United Airlines passenger Dr. David Dao, who was violently removed from an overbooked flight after refusing to give up his seat on Monday, was catapulted into instant worldwide fame after the incident’s phone cam video went viral, causing public outcry over his rough manhandling.
Dao, it appears, is a pretty good poker player, with over $265,000 in live poker tournament cashes to his name, many from World Series of Poker (WSOP) events. One cash was as recent as January 17 this year, when he played a WSOP Circuit event in Tunica, Mississippi and placed 11th for $1,191.
Dao, a Kentucky-based pulmonologist who told United he wasn’t willing to give up his seat after being randomly selected, claiming he had to see patients in the morning, has seen his bloody removal by a Chicago Department of Aviation security officer go viral.
According toHendon Mob,the largest online database of live poker results, Dao has long enjoyed No Limit Texas Hold’em. In fact, the doctor has amassed an impressive poker resume that includes 29 cashes. His earnings total over $266,000, with the vast majority coming from World Series of Poker (WSOP) and Circuit events.
His best finish was in 2009 at the WSOP Circuit $5,000 Main Event at Harrah’s Tunica,where Dao came in second for a win of $117,744.
But there’s much more to Dao’s story than just his poker acumen. Just hours after heavy criticism hit the net over United’s treatment of the doctor and an outpouring of support worldwide came for the Vietnam-born US citizen, media outlets began releasing details, some scathing, of his dark past.
Medical License Revoked
Louisville’sCourier-Journalwasted no time in letting the world know that Dao might not be the innocent victim he’s being portrayed as.
According to state records, the doctor surrendered his medical license in 2005, after he was arrested two years earlier and convicted on multiple felony counts. Dao was allegedly trading prescription medications like Vicodin, an opioid used to treat pain, in exchange for sexual favors with a male employee.
In a 130-page report in 2005, the Kentucky Board of Medical Licensure says Dao prescribed narcotics to Brian Case, his office manager, and routinely paid him $200 per sexual encounter. Dao is married and a grandfather, and his wife is also a doctor. His medical license was provisionally reinstated in 2015.
While some believe Dao’s past and behavior is relevant to the United Airlines debacle (Dao was the only one of four passengers asked to deboard who refused to do so voluntarily), others say it’s not pertinent to what happened on Monday.
United We Fall
United Airlines’ company slogan is “Fly the Friendly Skies,” but that apparently doesn’t hold true on the tarmac. The airline claimed it needed to make room for employees flying to Kentucky, but when no passengers budged on taking up $800 in offered vouchers, United said it used an algorithm that included ticket purchase date, cost, and other variables in selecting who would be removed.

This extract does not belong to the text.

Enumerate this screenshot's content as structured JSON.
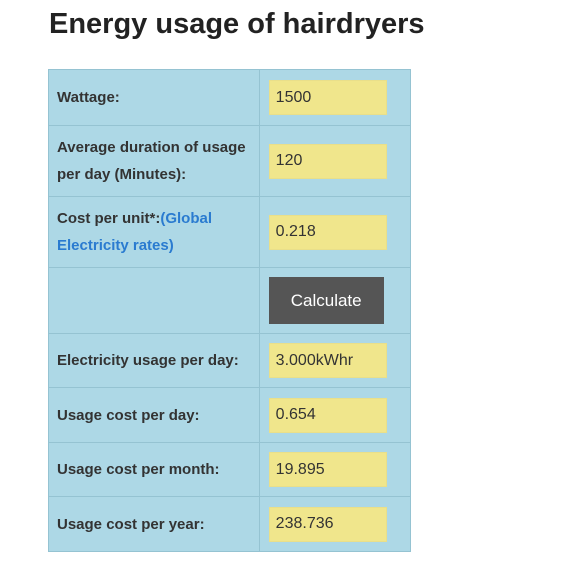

The company’s response will likely go into public relations textbooks on how not to handle a major controversy. United CEO Oscar Munoz initially tweeted about the event, saying, “I apologize for having to re-accommodate these customers.”
He later told employees in a letter that Dao was “disruptive and belligerent.” Following a torrent of criticism, Munoz finally admitted, “The truly horrific event . . . has elicited many responses from all of us: outrage, anger, disappointment. I deeply apologize to the customer forcibly removed and to all the customers aboard.”
As of this writing, Dao remains hospitalized in Chicago.